The dental surgeon should never give unnecessary care to a patient for profit.
When urgently called upon to attend to an incompetent person and unable to obtain the consent of the patient’s legal representative in good time, the dental surgeon should provide the necessary care.
A serious prognosis may legitimately be withheld from the patient but should be brought to the attention of the patient’s family or the attending physician.
The dental surgeon must draw up his bill of fees.
He may not refuse his client an explanation of this.
The consultation between the treating dentist and a doctor or another dental surgeon justifies a separate fee.
The attendance of the treating dental surgeon at a surgical operation entitles him to a separate fee but only where such attendance has been requested or agreed to by the patient or his family.

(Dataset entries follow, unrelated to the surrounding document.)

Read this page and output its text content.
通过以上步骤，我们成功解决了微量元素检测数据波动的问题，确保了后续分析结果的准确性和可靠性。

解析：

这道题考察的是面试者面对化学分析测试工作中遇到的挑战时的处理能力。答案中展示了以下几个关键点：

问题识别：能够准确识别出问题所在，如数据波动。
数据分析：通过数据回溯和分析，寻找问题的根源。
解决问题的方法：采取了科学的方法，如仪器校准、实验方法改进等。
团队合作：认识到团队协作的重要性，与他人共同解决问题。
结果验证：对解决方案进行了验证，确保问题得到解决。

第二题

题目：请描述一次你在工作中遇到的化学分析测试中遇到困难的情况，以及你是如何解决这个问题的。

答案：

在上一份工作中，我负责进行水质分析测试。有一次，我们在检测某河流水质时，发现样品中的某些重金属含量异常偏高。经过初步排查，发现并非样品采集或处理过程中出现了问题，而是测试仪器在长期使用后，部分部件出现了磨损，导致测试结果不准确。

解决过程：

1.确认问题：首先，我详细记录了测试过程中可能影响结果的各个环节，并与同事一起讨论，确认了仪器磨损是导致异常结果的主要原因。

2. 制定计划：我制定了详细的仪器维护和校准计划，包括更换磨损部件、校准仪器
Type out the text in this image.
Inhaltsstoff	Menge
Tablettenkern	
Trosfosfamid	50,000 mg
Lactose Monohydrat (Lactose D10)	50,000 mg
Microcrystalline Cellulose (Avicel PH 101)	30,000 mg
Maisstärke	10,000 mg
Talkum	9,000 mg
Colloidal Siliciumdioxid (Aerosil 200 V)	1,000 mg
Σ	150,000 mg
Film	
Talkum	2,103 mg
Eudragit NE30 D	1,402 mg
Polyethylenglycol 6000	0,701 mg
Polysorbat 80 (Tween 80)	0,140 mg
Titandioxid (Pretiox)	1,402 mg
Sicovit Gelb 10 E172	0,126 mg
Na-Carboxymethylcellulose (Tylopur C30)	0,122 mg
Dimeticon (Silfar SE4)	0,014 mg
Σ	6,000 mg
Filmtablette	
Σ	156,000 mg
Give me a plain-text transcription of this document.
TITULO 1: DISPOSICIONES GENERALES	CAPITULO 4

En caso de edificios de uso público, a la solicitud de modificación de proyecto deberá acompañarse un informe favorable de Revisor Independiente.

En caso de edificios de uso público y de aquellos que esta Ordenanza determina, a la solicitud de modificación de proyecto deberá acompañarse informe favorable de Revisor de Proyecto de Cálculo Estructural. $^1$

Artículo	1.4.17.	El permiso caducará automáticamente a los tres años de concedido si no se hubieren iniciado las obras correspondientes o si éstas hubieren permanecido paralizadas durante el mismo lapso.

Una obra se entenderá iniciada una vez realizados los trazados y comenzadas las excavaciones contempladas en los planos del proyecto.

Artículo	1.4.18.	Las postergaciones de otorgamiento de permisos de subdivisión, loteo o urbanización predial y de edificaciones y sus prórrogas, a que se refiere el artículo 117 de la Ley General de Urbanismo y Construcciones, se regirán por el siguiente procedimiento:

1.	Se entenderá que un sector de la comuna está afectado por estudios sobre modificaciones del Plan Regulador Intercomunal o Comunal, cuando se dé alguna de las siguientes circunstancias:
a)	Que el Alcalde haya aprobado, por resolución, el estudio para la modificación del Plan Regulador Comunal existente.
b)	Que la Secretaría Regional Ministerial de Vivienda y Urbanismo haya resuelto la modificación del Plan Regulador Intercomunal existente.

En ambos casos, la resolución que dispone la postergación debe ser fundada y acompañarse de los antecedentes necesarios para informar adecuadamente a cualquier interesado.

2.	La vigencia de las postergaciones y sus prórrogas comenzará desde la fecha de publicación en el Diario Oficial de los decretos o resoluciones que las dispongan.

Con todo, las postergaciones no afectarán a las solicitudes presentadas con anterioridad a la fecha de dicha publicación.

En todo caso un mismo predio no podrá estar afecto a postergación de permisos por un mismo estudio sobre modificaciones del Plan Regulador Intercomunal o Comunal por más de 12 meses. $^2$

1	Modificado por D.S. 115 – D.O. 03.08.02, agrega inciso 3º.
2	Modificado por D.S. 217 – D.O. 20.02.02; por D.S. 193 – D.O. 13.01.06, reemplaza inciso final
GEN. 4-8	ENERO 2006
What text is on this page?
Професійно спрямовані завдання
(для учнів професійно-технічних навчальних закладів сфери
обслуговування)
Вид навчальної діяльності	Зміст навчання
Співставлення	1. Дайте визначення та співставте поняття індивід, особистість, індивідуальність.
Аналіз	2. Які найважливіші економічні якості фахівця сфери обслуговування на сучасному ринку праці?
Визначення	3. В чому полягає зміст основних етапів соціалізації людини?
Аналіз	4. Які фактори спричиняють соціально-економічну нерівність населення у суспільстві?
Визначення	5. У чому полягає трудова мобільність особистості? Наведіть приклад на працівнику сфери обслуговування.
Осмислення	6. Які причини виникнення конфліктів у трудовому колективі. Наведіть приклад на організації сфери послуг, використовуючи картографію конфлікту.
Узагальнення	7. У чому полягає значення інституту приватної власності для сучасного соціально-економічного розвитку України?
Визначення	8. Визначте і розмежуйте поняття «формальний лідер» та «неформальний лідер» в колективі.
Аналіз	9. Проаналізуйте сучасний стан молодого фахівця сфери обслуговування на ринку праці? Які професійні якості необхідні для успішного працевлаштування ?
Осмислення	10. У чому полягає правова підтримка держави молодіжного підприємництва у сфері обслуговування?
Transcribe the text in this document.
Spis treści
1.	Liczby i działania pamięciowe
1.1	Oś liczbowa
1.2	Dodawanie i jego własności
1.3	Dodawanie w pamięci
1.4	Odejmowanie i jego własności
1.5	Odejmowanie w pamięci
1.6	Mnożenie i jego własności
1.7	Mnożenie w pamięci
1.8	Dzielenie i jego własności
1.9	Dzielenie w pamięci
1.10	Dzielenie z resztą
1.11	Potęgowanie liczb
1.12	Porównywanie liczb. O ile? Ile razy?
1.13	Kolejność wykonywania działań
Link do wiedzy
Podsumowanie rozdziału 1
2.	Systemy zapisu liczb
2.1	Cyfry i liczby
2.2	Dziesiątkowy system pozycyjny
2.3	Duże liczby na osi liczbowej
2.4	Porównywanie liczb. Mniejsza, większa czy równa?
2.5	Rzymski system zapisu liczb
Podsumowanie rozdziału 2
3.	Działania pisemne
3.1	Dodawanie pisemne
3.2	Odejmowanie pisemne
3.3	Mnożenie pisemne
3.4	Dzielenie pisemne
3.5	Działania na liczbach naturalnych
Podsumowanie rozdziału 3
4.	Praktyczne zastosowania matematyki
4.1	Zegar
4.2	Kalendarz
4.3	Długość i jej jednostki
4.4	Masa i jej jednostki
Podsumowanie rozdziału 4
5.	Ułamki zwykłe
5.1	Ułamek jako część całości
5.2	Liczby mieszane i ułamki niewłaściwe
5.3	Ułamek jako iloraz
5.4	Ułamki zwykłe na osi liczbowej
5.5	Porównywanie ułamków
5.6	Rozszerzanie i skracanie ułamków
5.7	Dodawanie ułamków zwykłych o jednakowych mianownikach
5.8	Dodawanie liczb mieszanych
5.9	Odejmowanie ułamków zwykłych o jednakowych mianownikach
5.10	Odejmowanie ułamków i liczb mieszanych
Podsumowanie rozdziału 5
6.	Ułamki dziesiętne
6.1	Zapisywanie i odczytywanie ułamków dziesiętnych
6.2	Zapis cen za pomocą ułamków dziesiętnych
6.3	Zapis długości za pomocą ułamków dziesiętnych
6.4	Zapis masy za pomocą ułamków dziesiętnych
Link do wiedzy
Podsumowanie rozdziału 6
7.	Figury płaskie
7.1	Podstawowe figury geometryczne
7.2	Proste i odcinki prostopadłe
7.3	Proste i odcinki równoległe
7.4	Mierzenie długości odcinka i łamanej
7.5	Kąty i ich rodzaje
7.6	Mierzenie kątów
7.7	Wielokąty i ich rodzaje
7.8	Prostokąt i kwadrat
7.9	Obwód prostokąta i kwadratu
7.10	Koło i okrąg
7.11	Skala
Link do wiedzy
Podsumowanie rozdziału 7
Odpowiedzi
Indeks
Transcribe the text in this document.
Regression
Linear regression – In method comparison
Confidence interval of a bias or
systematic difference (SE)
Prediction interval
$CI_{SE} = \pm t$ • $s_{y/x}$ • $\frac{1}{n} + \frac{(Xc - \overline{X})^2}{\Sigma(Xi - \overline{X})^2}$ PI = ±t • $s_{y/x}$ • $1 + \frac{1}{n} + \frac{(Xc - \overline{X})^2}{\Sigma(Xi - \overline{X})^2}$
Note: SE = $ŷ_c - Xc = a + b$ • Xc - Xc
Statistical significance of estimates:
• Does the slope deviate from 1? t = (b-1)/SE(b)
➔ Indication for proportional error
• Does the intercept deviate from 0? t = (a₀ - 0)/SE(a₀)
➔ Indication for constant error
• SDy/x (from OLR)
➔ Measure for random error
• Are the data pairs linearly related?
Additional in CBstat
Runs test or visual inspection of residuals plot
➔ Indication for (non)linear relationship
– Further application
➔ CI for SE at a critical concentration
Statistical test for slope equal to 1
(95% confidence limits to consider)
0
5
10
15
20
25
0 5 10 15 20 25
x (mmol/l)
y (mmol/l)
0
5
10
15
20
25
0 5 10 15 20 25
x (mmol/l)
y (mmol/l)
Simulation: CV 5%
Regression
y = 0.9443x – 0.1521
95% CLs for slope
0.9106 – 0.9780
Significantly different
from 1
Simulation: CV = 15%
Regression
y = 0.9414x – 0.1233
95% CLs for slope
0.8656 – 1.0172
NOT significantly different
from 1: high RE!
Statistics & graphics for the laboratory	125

Any sharing of fees between dentists and practitioners of any medical discipline is strictly prohibited.
Each practitioner must ask for his fees separately.
Acceptance, solicitation, or offer of fee-splitting, even if not followed by action, constitutes serious professional misconduct.
The choice of assistants, operating assistants, or anesthetists may not be imposed on the treating dental surgeon.
Each of the doctors or dental surgeons intervening in this capacity must present distinctly his bill of fees.